Allen diesen Erscheinungen wollen wir nachgehen. Sie haben zum großen Theil ihre Ursache darin, daß die Industrie seit einem Jahrzehnt etwa in einem chemisch-technischen Umwälzungsprozeß begriffen ist. So können zum Beispiel heute, dank der Verwendung der Gipsgußformen und der Porzellangußmasse, auch große Gegenstände ohne Aufwand besonderer Kraft und von ungelernten Arbeitern hergestellt werden, und die Erfindung des Buntdrucks – Abzugbilder auf Porzellan – macht einen großen Theil der Maler überflüssig. Was früher der Dreher in mühevoller, peinlich genauer Arbeit fertigstellen mußte, was seine Kunst war, heute besorgen es Frauen, die die Form vollgießen und sie auseinandernehmen, wenn sich dadurch, daß der Gips das Wasser aufsaugt, der Scherben gebildet hat und sie die überschüssige Masse abgegossen haben. Was früher die Kunst des Malers war, heute ist es kaum mehr als ermüdende Handfertigkeit, zu der sich Frauen sogar besser eignen, weil ihre zarteren Hände mehr Geschick haben. So hat die Frau im letzten Jahrzehnt einen Eroberungszug in diese Industrie gemacht, auf dem ihr freilich die Industriellen die Wege ebneten; sind diese es doch, denen in erster Linie die Verbilligung der Arbeitskräfte zugute kommt. Das aber bedeutet die Begünstigung der Frauenarbeit auch in der Porzellanindustrie.
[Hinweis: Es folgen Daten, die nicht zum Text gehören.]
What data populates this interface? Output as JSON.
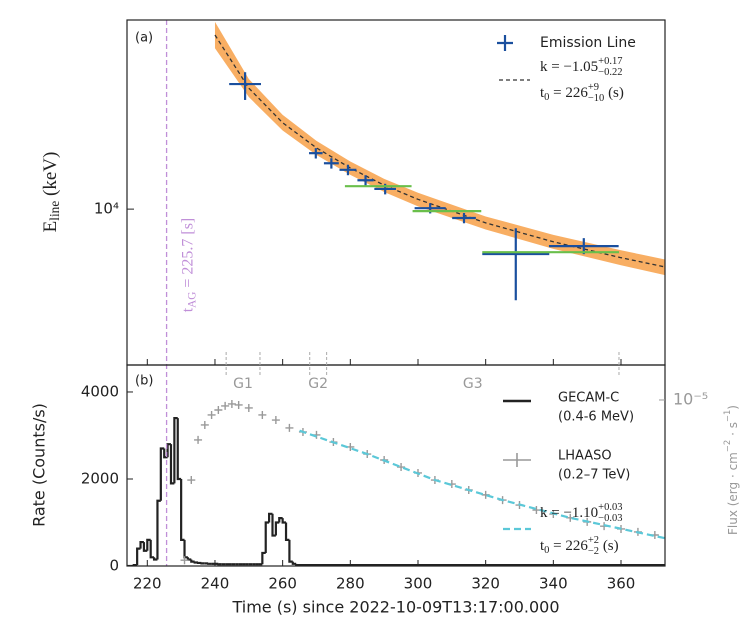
{
  "chart_data": [
    {
      "type": "errorbar",
      "panel_label": "(a)",
      "ylabel": [
        {
          "t": "E"
        },
        {
          "sub": "line"
        },
        {
          "t": " (keV)"
        }
      ],
      "xlim": [
        214,
        373
      ],
      "ylim": [
        1900,
        75000
      ],
      "ylog": true,
      "yticks": [
        {
          "value": 10000,
          "label": "10⁴"
        }
      ],
      "series": [
        {
          "name": "Emission Line",
          "color": "#1a4f9e",
          "x": [
            248.9,
            269.8,
            274.4,
            279.3,
            284.5,
            290.3,
            303.6,
            313.6,
            328.9,
            349.0
          ],
          "xerr": [
            4.7,
            2.0,
            2.2,
            2.5,
            2.4,
            3.2,
            4.6,
            3.5,
            9.9,
            10.3
          ],
          "values": [
            37900,
            18150,
            16300,
            15200,
            13600,
            12400,
            10100,
            9100,
            6200,
            6740
          ],
          "yerr_lo": [
            5900,
            1000,
            900,
            850,
            750,
            700,
            550,
            500,
            2410,
            550
          ],
          "yerr_hi": [
            5100,
            1000,
            900,
            850,
            750,
            700,
            550,
            500,
            1960,
            600
          ]
        },
        {
          "color": "#6abf4b",
          "x": [
            288.25,
            308.55,
            339.2
          ],
          "xerr": [
            9.85,
            10.15,
            20.2
          ],
          "values": [
            12770,
            9790,
            6320
          ]
        }
      ],
      "fit": {
        "legend": [
          [
            {
              "t": "k = −1.05"
            },
            {
              "sup": "+0.17",
              "sub": "−0.22"
            }
          ],
          [
            {
              "t": "t"
            },
            {
              "sub": "0"
            },
            {
              "t": " = 226"
            },
            {
              "sup": "+9",
              "sub": "−10"
            },
            {
              "t": " (s)"
            }
          ]
        ],
        "color": "#333333",
        "band_color": "#f7a048",
        "x": [
          240,
          250,
          260,
          270,
          280,
          290,
          300,
          320,
          340,
          360,
          373
        ],
        "values": [
          63900,
          36300,
          25100,
          19200,
          15500,
          12900,
          11100,
          8640,
          7060,
          5960,
          5400
        ],
        "band_lower": [
          55500,
          33000,
          23100,
          17800,
          14400,
          12000,
          10300,
          8050,
          6550,
          5500,
          4950
        ],
        "band_upper": [
          73500,
          40000,
          27300,
          20700,
          16600,
          13800,
          11900,
          9250,
          7600,
          6450,
          5850
        ]
      },
      "vline": {
        "value": 225.7,
        "color": "#c08fd8",
        "label": [
          {
            "t": "t"
          },
          {
            "sub": "AG"
          },
          {
            "t": " = 225.7 [s]"
          }
        ]
      }
    },
    {
      "type": "combo",
      "panel_label": "(b)",
      "ylabel": "Rate (Counts/s)",
      "y2label": [
        {
          "t": "Flux (erg · cm"
        },
        {
          "sup": "−2"
        },
        {
          "t": " · s"
        },
        {
          "sup": "−1"
        },
        {
          "t": ")"
        }
      ],
      "xlabel": "Time (s) since 2022-10-09T13:17:00.000",
      "xlim": [
        214,
        373
      ],
      "xticks": [
        220,
        240,
        260,
        280,
        300,
        320,
        340,
        360
      ],
      "ylim": [
        0,
        4620
      ],
      "yticks": [
        0,
        2000,
        4000
      ],
      "y2lim": [
        1.14e-06,
        1.58e-05
      ],
      "y2log": true,
      "y2ticks": [
        {
          "value": 1e-05,
          "label": "10⁻⁵"
        }
      ],
      "series": [
        {
          "name": "GECAM-C",
          "band": "(0.4-6 MeV)",
          "kind": "step",
          "color": "#222222",
          "bins": [
            214,
            215,
            216,
            217,
            218,
            219,
            220,
            221,
            222,
            223,
            224,
            225,
            226,
            227,
            228,
            229,
            230,
            231,
            232,
            233,
            234,
            235,
            236,
            237,
            238,
            239,
            240,
            241,
            242,
            243,
            244,
            245,
            246,
            247,
            248,
            249,
            250,
            251,
            252,
            253,
            254,
            255,
            256,
            257,
            258,
            259,
            260,
            261,
            262,
            263,
            264,
            373
          ],
          "values": [
            0,
            0,
            20,
            400,
            550,
            350,
            600,
            200,
            150,
            1500,
            2700,
            2500,
            2800,
            1900,
            3400,
            2000,
            600,
            200,
            150,
            100,
            80,
            70,
            60,
            60,
            50,
            50,
            50,
            40,
            40,
            40,
            40,
            40,
            40,
            40,
            40,
            40,
            40,
            40,
            40,
            40,
            300,
            1000,
            1200,
            700,
            1000,
            1100,
            1000,
            600,
            100,
            50,
            20
          ]
        },
        {
          "name": "LHAASO",
          "band": "(0.2–7 TeV)",
          "kind": "points",
          "axis": "y2",
          "color": "#999999",
          "x": [
            231,
            233,
            235,
            237,
            239,
            241,
            243,
            245,
            247,
            250,
            254,
            258,
            262,
            266,
            270,
            275,
            280,
            285,
            290,
            295,
            300,
            305,
            310,
            315,
            320,
            325,
            330,
            335,
            340,
            345,
            350,
            355,
            360,
            365,
            370
          ],
          "values": [
            1.23e-06,
            3.51e-06,
            5.93e-06,
            7.21e-06,
            8.22e-06,
            8.77e-06,
            9.25e-06,
            9.49e-06,
            9.37e-06,
            9.01e-06,
            8.22e-06,
            7.69e-06,
            6.94e-06,
            6.58e-06,
            6.33e-06,
            5.77e-06,
            5.41e-06,
            4.93e-06,
            4.56e-06,
            4.16e-06,
            3.85e-06,
            3.51e-06,
            3.33e-06,
            3.08e-06,
            2.89e-06,
            2.7e-06,
            2.53e-06,
            2.37e-06,
            2.25e-06,
            2.14e-06,
            2.03e-06,
            1.92e-06,
            1.85e-06,
            1.78e-06,
            1.71e-06
          ]
        },
        {
          "legend": [
            [
              {
                "t": "k = −1.10"
              },
              {
                "sup": "+0.03",
                "sub": "−0.03"
              }
            ],
            [
              {
                "t": "t"
              },
              {
                "sub": "0"
              },
              {
                "t": " = 226"
              },
              {
                "sup": "+2",
                "sub": "−2"
              },
              {
                "t": " (s)"
              }
            ]
          ],
          "kind": "line",
          "axis": "y2",
          "color": "#5bc8d8",
          "x": [
            265,
            285,
            305,
            325,
            345,
            373
          ],
          "values": [
            6.69e-06,
            4.93e-06,
            3.51e-06,
            2.7e-06,
            2.14e-06,
            1.64e-06
          ]
        }
      ],
      "groups": {
        "labels": [
          "G1",
          "G2",
          "G3"
        ],
        "edges": [
          243.3,
          253.3,
          268,
          273,
          359.4
        ]
      }
    }
  ]
}
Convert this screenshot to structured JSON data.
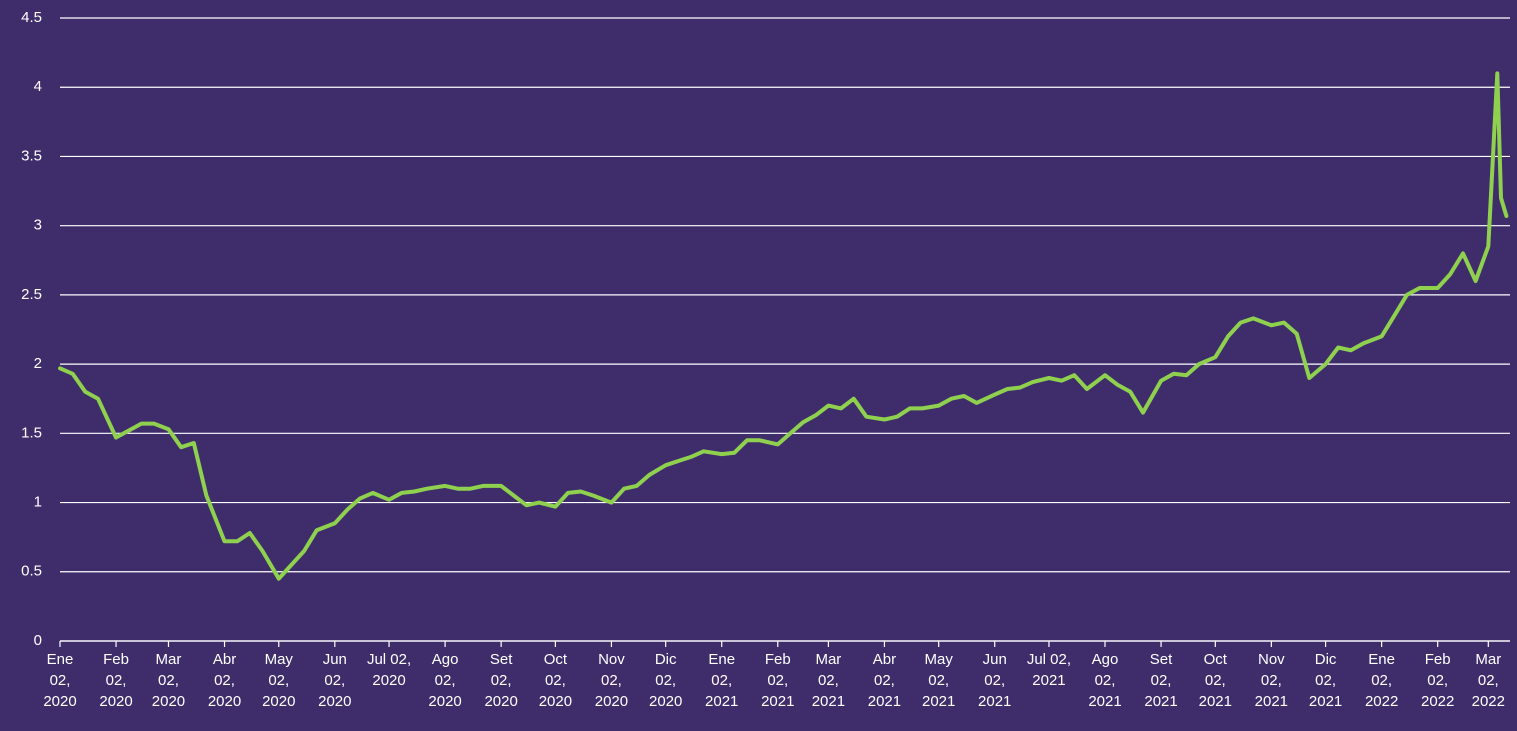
{
  "chart_data": {
    "type": "line",
    "color": "#8fd14f",
    "background": "#3f2d6b",
    "grid": true,
    "x": [
      "2020-01-02",
      "2020-01-09",
      "2020-01-16",
      "2020-01-23",
      "2020-02-02",
      "2020-02-09",
      "2020-02-16",
      "2020-02-23",
      "2020-03-02",
      "2020-03-09",
      "2020-03-16",
      "2020-03-23",
      "2020-04-02",
      "2020-04-09",
      "2020-04-16",
      "2020-04-23",
      "2020-05-02",
      "2020-05-09",
      "2020-05-16",
      "2020-05-23",
      "2020-06-02",
      "2020-06-09",
      "2020-06-16",
      "2020-06-23",
      "2020-07-02",
      "2020-07-09",
      "2020-07-16",
      "2020-07-23",
      "2020-08-02",
      "2020-08-09",
      "2020-08-16",
      "2020-08-23",
      "2020-09-02",
      "2020-09-09",
      "2020-09-16",
      "2020-09-23",
      "2020-10-02",
      "2020-10-09",
      "2020-10-16",
      "2020-10-23",
      "2020-11-02",
      "2020-11-09",
      "2020-11-16",
      "2020-11-23",
      "2020-12-02",
      "2020-12-09",
      "2020-12-16",
      "2020-12-23",
      "2021-01-02",
      "2021-01-09",
      "2021-01-16",
      "2021-01-23",
      "2021-02-02",
      "2021-02-09",
      "2021-02-16",
      "2021-02-23",
      "2021-03-02",
      "2021-03-09",
      "2021-03-16",
      "2021-03-23",
      "2021-04-02",
      "2021-04-09",
      "2021-04-16",
      "2021-04-23",
      "2021-05-02",
      "2021-05-09",
      "2021-05-16",
      "2021-05-23",
      "2021-06-02",
      "2021-06-09",
      "2021-06-16",
      "2021-06-23",
      "2021-07-02",
      "2021-07-09",
      "2021-07-16",
      "2021-07-23",
      "2021-08-02",
      "2021-08-09",
      "2021-08-16",
      "2021-08-23",
      "2021-09-02",
      "2021-09-09",
      "2021-09-16",
      "2021-09-23",
      "2021-10-02",
      "2021-10-09",
      "2021-10-16",
      "2021-10-23",
      "2021-11-02",
      "2021-11-09",
      "2021-11-16",
      "2021-11-23",
      "2021-12-02",
      "2021-12-09",
      "2021-12-16",
      "2021-12-23",
      "2022-01-02",
      "2022-01-09",
      "2022-01-16",
      "2022-01-23",
      "2022-02-02",
      "2022-02-09",
      "2022-02-16",
      "2022-02-23",
      "2022-03-02",
      "2022-03-05",
      "2022-03-07",
      "2022-03-09",
      "2022-03-12"
    ],
    "values": [
      1.97,
      1.93,
      1.8,
      1.75,
      1.47,
      1.52,
      1.57,
      1.57,
      1.53,
      1.4,
      1.43,
      1.05,
      0.72,
      0.72,
      0.78,
      0.65,
      0.45,
      0.55,
      0.65,
      0.8,
      0.85,
      0.95,
      1.03,
      1.07,
      1.02,
      1.07,
      1.08,
      1.1,
      1.12,
      1.1,
      1.1,
      1.12,
      1.12,
      1.05,
      0.98,
      1.0,
      0.97,
      1.07,
      1.08,
      1.05,
      1.0,
      1.1,
      1.12,
      1.2,
      1.27,
      1.3,
      1.33,
      1.37,
      1.35,
      1.36,
      1.45,
      1.45,
      1.42,
      1.5,
      1.58,
      1.63,
      1.7,
      1.68,
      1.75,
      1.62,
      1.6,
      1.62,
      1.68,
      1.68,
      1.7,
      1.75,
      1.77,
      1.72,
      1.78,
      1.82,
      1.83,
      1.87,
      1.9,
      1.88,
      1.92,
      1.82,
      1.92,
      1.85,
      1.8,
      1.65,
      1.88,
      1.93,
      1.92,
      2.0,
      2.05,
      2.2,
      2.3,
      2.33,
      2.28,
      2.3,
      2.22,
      1.9,
      2.0,
      2.12,
      2.1,
      2.15,
      2.2,
      2.35,
      2.5,
      2.55,
      2.55,
      2.65,
      2.8,
      2.6,
      2.85,
      3.6,
      4.1,
      3.2,
      3.07
    ],
    "xlim": [
      "2020-01-02",
      "2022-03-14"
    ],
    "xticks": [
      {
        "value": "2020-01-02",
        "label": "Ene 02, 2020"
      },
      {
        "value": "2020-02-02",
        "label": "Feb 02, 2020"
      },
      {
        "value": "2020-03-02",
        "label": "Mar 02, 2020"
      },
      {
        "value": "2020-04-02",
        "label": "Abr 02, 2020"
      },
      {
        "value": "2020-05-02",
        "label": "May 02, 2020"
      },
      {
        "value": "2020-06-02",
        "label": "Jun 02, 2020"
      },
      {
        "value": "2020-07-02",
        "label": "Jul 02, 2020"
      },
      {
        "value": "2020-08-02",
        "label": "Ago 02, 2020"
      },
      {
        "value": "2020-09-02",
        "label": "Set 02, 2020"
      },
      {
        "value": "2020-10-02",
        "label": "Oct 02, 2020"
      },
      {
        "value": "2020-11-02",
        "label": "Nov 02, 2020"
      },
      {
        "value": "2020-12-02",
        "label": "Dic 02, 2020"
      },
      {
        "value": "2021-01-02",
        "label": "Ene 02, 2021"
      },
      {
        "value": "2021-02-02",
        "label": "Feb 02, 2021"
      },
      {
        "value": "2021-03-02",
        "label": "Mar 02, 2021"
      },
      {
        "value": "2021-04-02",
        "label": "Abr 02, 2021"
      },
      {
        "value": "2021-05-02",
        "label": "May 02, 2021"
      },
      {
        "value": "2021-06-02",
        "label": "Jun 02, 2021"
      },
      {
        "value": "2021-07-02",
        "label": "Jul 02, 2021"
      },
      {
        "value": "2021-08-02",
        "label": "Ago 02, 2021"
      },
      {
        "value": "2021-09-02",
        "label": "Set 02, 2021"
      },
      {
        "value": "2021-10-02",
        "label": "Oct 02, 2021"
      },
      {
        "value": "2021-11-02",
        "label": "Nov 02, 2021"
      },
      {
        "value": "2021-12-02",
        "label": "Dic 02, 2021"
      },
      {
        "value": "2022-01-02",
        "label": "Ene 02, 2022"
      },
      {
        "value": "2022-02-02",
        "label": "Feb 02, 2022"
      },
      {
        "value": "2022-03-02",
        "label": "Mar 02, 2022"
      }
    ],
    "ylim": [
      0,
      4.5
    ],
    "yticks": [
      0,
      0.5,
      1,
      1.5,
      2,
      2.5,
      3,
      3.5,
      4,
      4.5
    ]
  }
}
Ein Ende dieser technischen Revolution ist vorläufig nicht abzusehen, fast jeder Tag bringt neue Erfindungen, deren reicher Segen zunächst dem Kapitalismus in den Schoß fällt, weil sie ihm Arbeitskräfte ersparen, und Tag um Tag sind die Modelleure in den Fabriken thätig, um neue Gußformen zu ersinnen, um das theurere Drehen durch das billige Gießen zu ersetzen. Schon wird in der Knollschen Fabrik in Fischern eine englische Erfindung, der Aerograph, verwendet, ein Apparat für Porzellan- und Steingutmalerei, der flüssige Farben mittelst Preßluft verstäubt und das sogenannte »Stupfen» viel rascher und gleichmäßiger bewerkstelligt als der Maler oder das Malermädchen, das dazu einen Wollstöpsel verwendet, den sie immer wieder in die Farbe tauchen muß. Die «Viktoria» in Altrohlau wieder hat sich einen eisernen Becherdreher engagirt, der mit einem bischen Oel als Nahrung zufrieden ist und die Arbeit von Sechsen leistet, und zwar dadurch leistet, daß er gleichmäßig, wie von einem Uhrwerk geleitet, abwechselnd seine beiden Schablonenarme in den inzwischen vorgeformten «Hubel» senkt und dadurch der menschlichen Maschine, die ihn bedient, zum stummen Antreiber wird, zum Antreiber, der keine Klage hört, keinen Seufzer vernimmt, zum Antreiber, den nicht einmal eigene Müdigkeit dazu bestimmen kann, die Peitsche sinken zu lassen. Der eiserne Arbeiter geht seinen Uhrwerkstrott fort, und die menschliche Maschine muß mit.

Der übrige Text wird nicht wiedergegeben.